Sun. Jan 19th, 2020

tbldaily.com

… Because we all have opinions.

Australian Cricket in a Spin

Following yet another Ashes demolition of England in the 2006/07 season, one of Australia’s greatest cricketers hung up his baggy green cap for the last time. After 708 test wickets, Shane Warne departed the test stage with Australia again dominant and seemingly poised to continue it’s stranglehold on world cricket for years to come. Despite captain Ricky Ponting labeling it the “end of an era” at the time, few cricket fans realised how true those words would prove to be…

Amazingly, with the debut of Nathan Lyon in Sri Lanka this week, the Australian test side has now blooded eight spin bowlers since Warne’s retirement. This is the same test side that relied almost solely on one man to lead the spin attack for over a decade (with a handy contribution from Stuart MacGill). The problems Australia have encountered trying to replace their number one spinner seems to coincide with their slide down the ICC test rankings, and perhaps reflects on a system that has struggled to keep up with the advancements made by the rest of the world’s cricketing nations.

Of course, every country would struggle to replace names such as McGrath, Gilchrist, Waugh, Hayden, Langer, Martyn and Gillespie. But our selector’s desperation to find the next ‘Warnie’ appears to have formed a team in which potential has replaced statistics as the number one selection criteria. Gone are the days of state level cricketers dominating Sheffield Shield and County competitions for years on end before receiving their baggy green cap. There will never be another Shane Warne, yet it seems we as Australian cricket followers can’t help but compare his record with our new brigade of spinners.
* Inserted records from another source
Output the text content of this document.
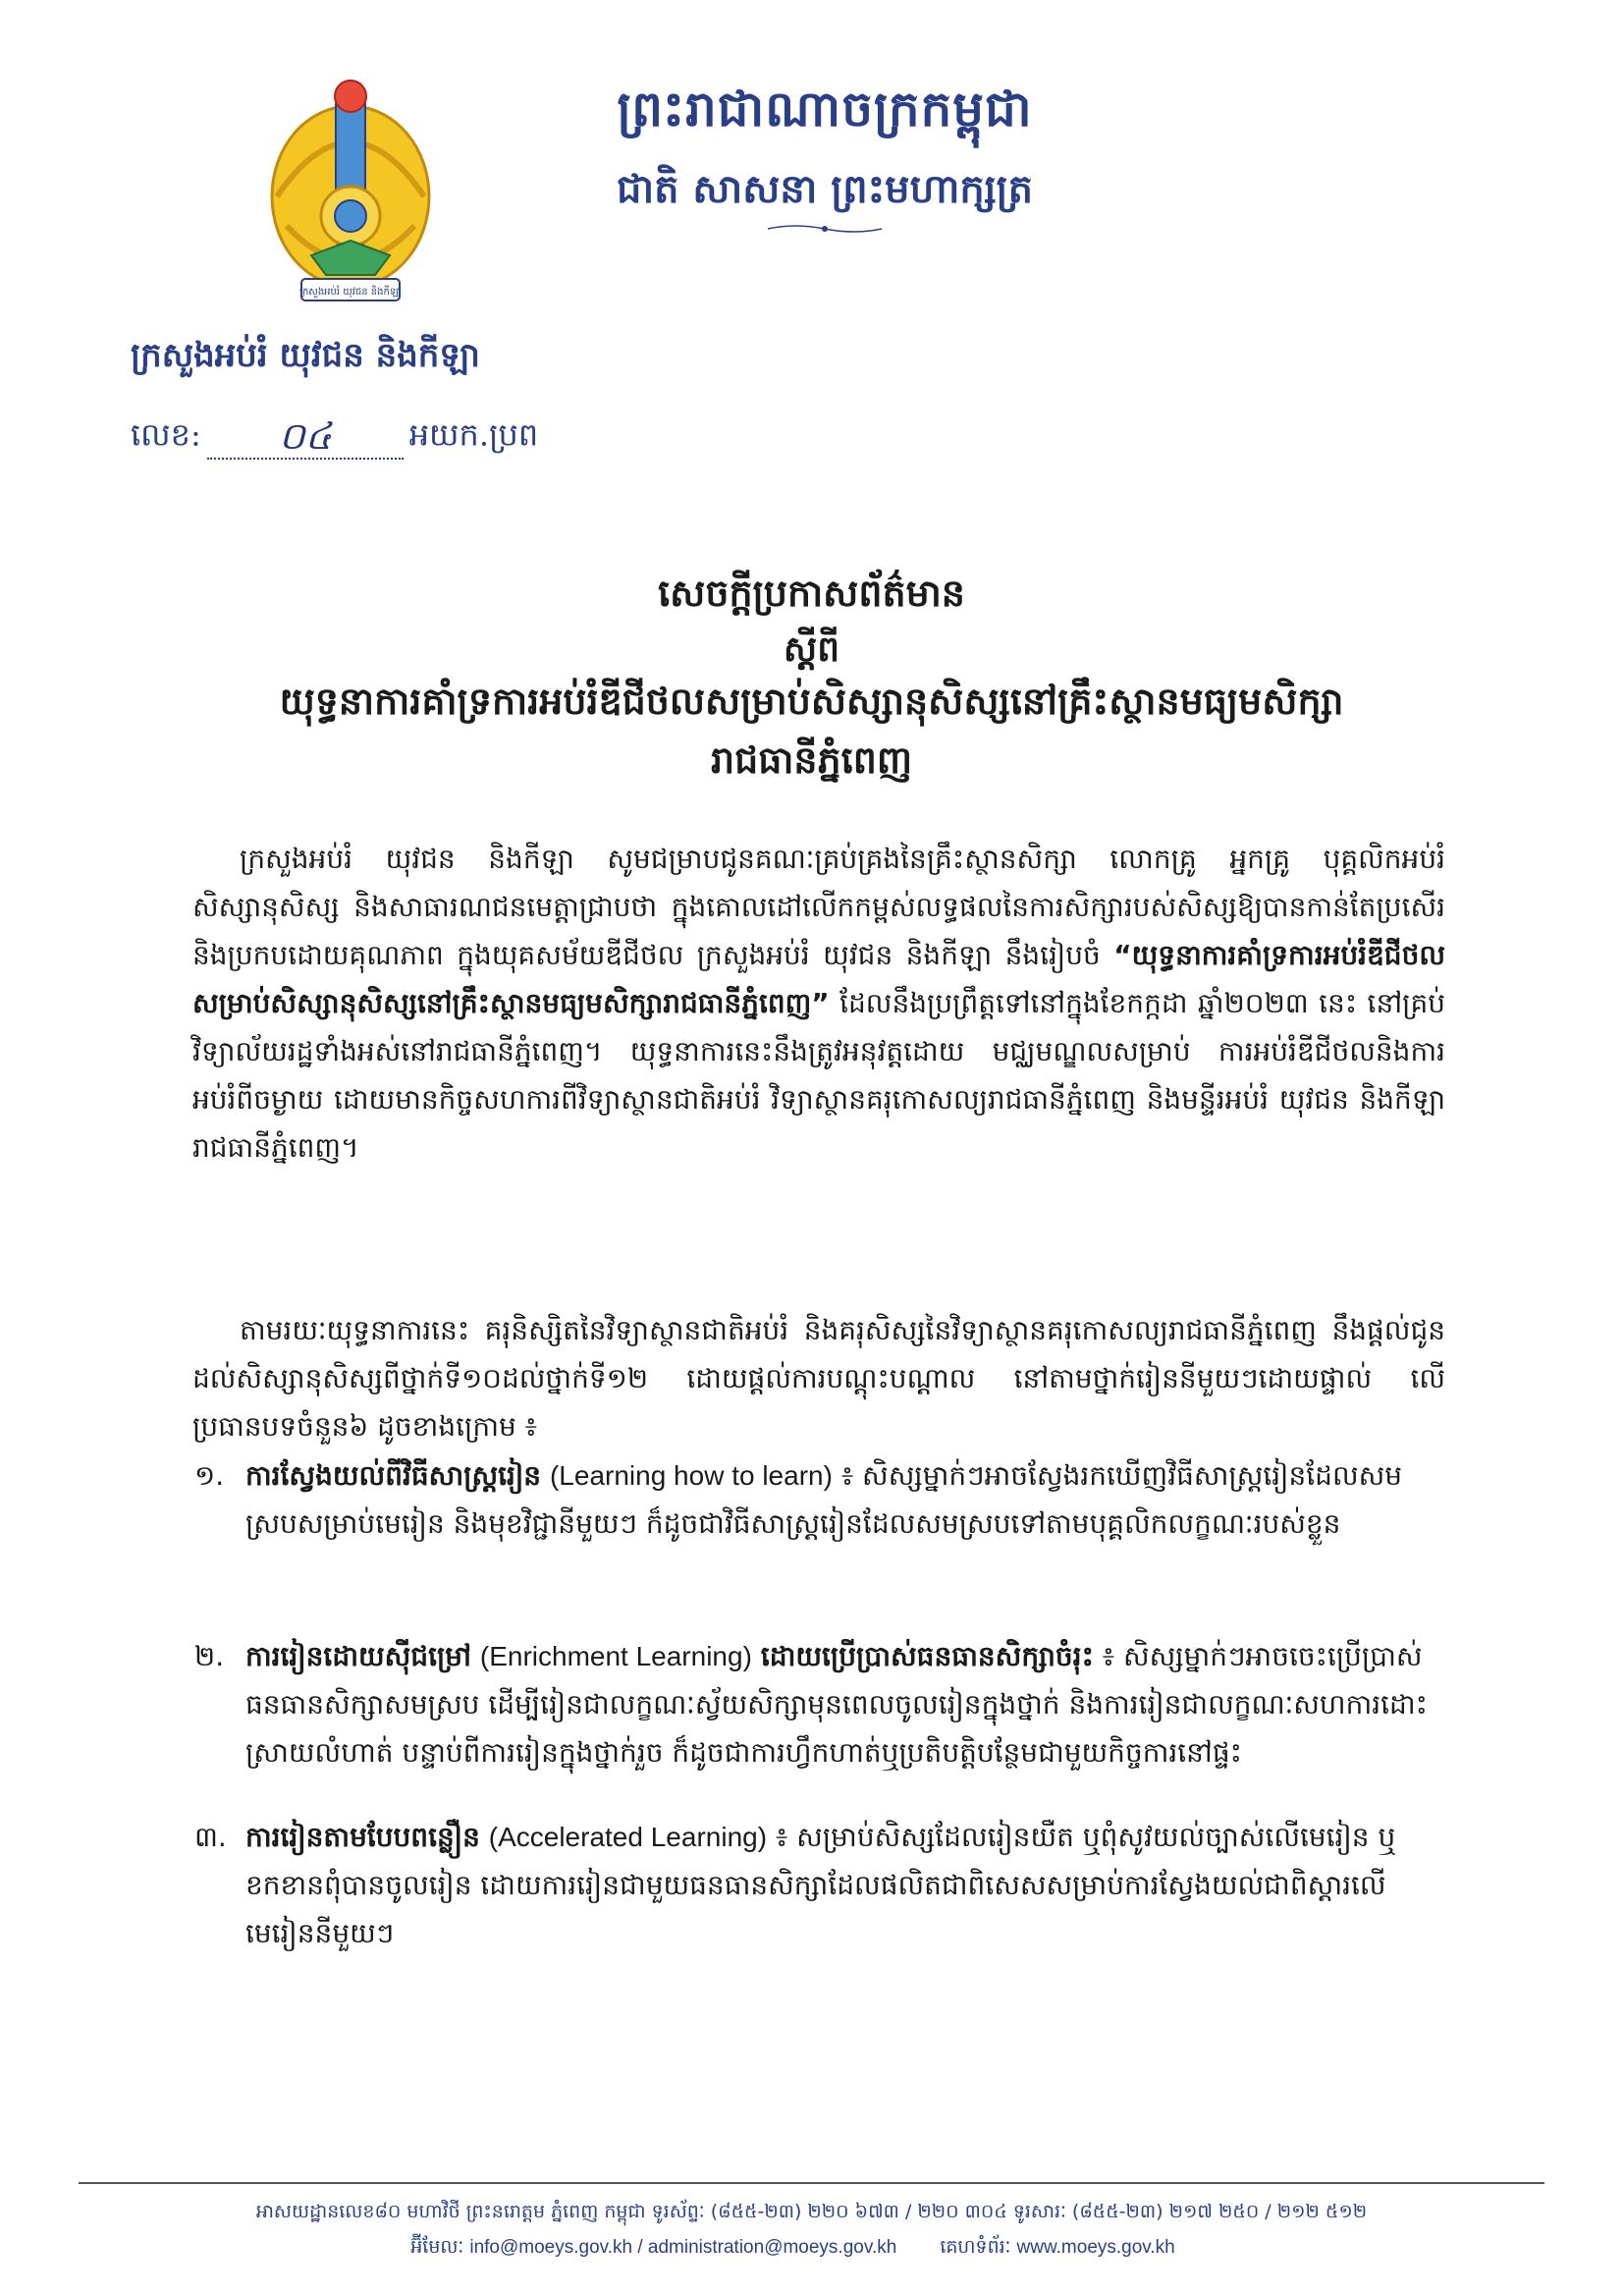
ក្រសួងអប់រំ យុវជន និងកីឡា
ព្រះរាជាណាចក្រកម្ពុជា
ជាតិ សាសនា ព្រះមហាក្សត្រ
ក្រសួងអប់រំ យុវជន និងកីឡា
លេខ: ០៤ អយក.ប្រព
សេចក្តីប្រកាសព័ត៌មាន
ស្តីពី
យុទ្ធនាការគាំទ្រការអប់រំឌីជីថលសម្រាប់សិស្សានុសិស្សនៅគ្រឹះស្ថានមធ្យមសិក្សា
រាជធានីភ្នំពេញ
ក្រសួងអប់រំ យុវជន និងកីឡា សូមជម្រាបជូនគណៈគ្រប់គ្រងនៃគ្រឹះស្ថានសិក្សា លោកគ្រូ អ្នកគ្រូ បុគ្គលិកអប់រំ សិស្សានុសិស្ស និងសាធារណជនមេត្តាជ្រាបថា ក្នុងគោលដៅលើកកម្ពស់លទ្ធផលនៃការសិក្សារបស់សិស្សឱ្យបានកាន់តែប្រសើរនិងប្រកបដោយគុណភាព ក្នុងយុគសម័យឌីជីថល ក្រសួងអប់រំ យុវជន និងកីឡា នឹងរៀបចំ “យុទ្ធនាការគាំទ្រការអប់រំឌីជីថលសម្រាប់សិស្សានុសិស្សនៅគ្រឹះស្ថានមធ្យមសិក្សារាជធានីភ្នំពេញ” ដែលនឹងប្រព្រឹត្តទៅនៅក្នុងខែកក្កដា ឆ្នាំ២០២៣ នេះ នៅគ្រប់ វិទ្យាល័យរដ្ឋទាំងអស់នៅរាជធានីភ្នំពេញ។ យុទ្ធនាការនេះនឹងត្រូវអនុវត្តដោយ មជ្ឈមណ្ឌលសម្រាប់ ការអប់រំឌីជីថលនិងការអប់រំពីចម្ងាយ ដោយមានកិច្ចសហការពីវិទ្យាស្ថានជាតិអប់រំ វិទ្យាស្ថានគរុកោសល្យរាជធានីភ្នំពេញ និងមន្ទីរអប់រំ យុវជន និងកីឡារាជធានីភ្នំពេញ។
តាមរយៈយុទ្ធនាការនេះ គរុនិស្សិតនៃវិទ្យាស្ថានជាតិអប់រំ និងគរុសិស្សនៃវិទ្យាស្ថានគរុកោសល្យរាជធានីភ្នំពេញ នឹងផ្តល់ជូនដល់សិស្សានុសិស្សពីថ្នាក់ទី១០ដល់ថ្នាក់ទី១២ ដោយផ្តល់ការបណ្តុះបណ្តាល នៅតាមថ្នាក់រៀននីមួយៗដោយផ្ទាល់ លើប្រធានបទចំនួន៦ ដូចខាងក្រោម ៖
១. ការស្វែងយល់ពីវិធីសាស្ត្ររៀន (Learning how to learn) ៖ សិស្សម្នាក់ៗអាចស្វែងរកឃើញវិធីសាស្ត្ររៀនដែលសមស្របសម្រាប់មេរៀន និងមុខវិជ្ជានីមួយៗ ក៏ដូចជាវិធីសាស្ត្ររៀនដែលសមស្របទៅតាមបុគ្គលិកលក្ខណៈរបស់ខ្លួន
២. ការរៀនដោយស៊ីជម្រៅ (Enrichment Learning) ដោយប្រើប្រាស់ធនធានសិក្សាចំរុះ ៖ សិស្សម្នាក់ៗអាចចេះប្រើប្រាស់ធនធានសិក្សាសមស្រប ដើម្បីរៀនជាលក្ខណៈស្វ័យសិក្សាមុនពេលចូលរៀនក្នុងថ្នាក់ និងការរៀនជាលក្ខណៈសហការដោះស្រាយលំហាត់ បន្ទាប់ពីការរៀនក្នុងថ្នាក់រួច ក៏ដូចជាការហ្វឹកហាត់ឬប្រតិបត្តិបន្ថែមជាមួយកិច្ចការនៅផ្ទះ
៣. ការរៀនតាមបែបពន្លឿន (Accelerated Learning) ៖ សម្រាប់សិស្សដែលរៀនយឺត ឬពុំសូវយល់ច្បាស់លើមេរៀន ឬខកខានពុំបានចូលរៀន ដោយការរៀនជាមួយធនធានសិក្សាដែលផលិតជាពិសេសសម្រាប់ការស្វែងយល់ជាពិស្តារលើមេរៀននីមួយៗ
អាសយដ្ឋានលេខ៨០ មហាវិថី ព្រះនរោត្តម ភ្នំពេញ កម្ពុជា ទូរស័ព្ទៈ (៨៥៥-២៣) ២២០ ៦៧៣ / ២២០ ៣០៤ ទូរសារៈ (៨៥៥-២៣) ២១៧ ២៥០ / ២១២ ៥១២
អ៊ីមែលៈ info@moeys.gov.kh / administration@moeys.gov.kh គេហទំព័រៈ www.moeys.gov.kh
Are serviceable performers such as Jason Krejza and Nathan Hauritz unlucky to have been dropped from the side? Michael Beer, and now Lyon have been promoted, despite each having just five first-class games to their name. Will one grasp their opportunity and establish a regular test spot, or is it a matter of time before they pile on top of the scrap heap with the likes of Dan Cullen, Beau Casson, Steve Smith and Xavier Doherty? Are the selectors searching for something that simply isn’t there or is the merry-go-round of spin bowlers just breeding nervous cricketers who are constantly looking over their shoulder for their next replacement? Maybe 20/20 cricket is to blame for our lack of quality test bowlers? Let’s hope Lyon can build on his impressive debut and become the permanent spin option Australia so desperately need.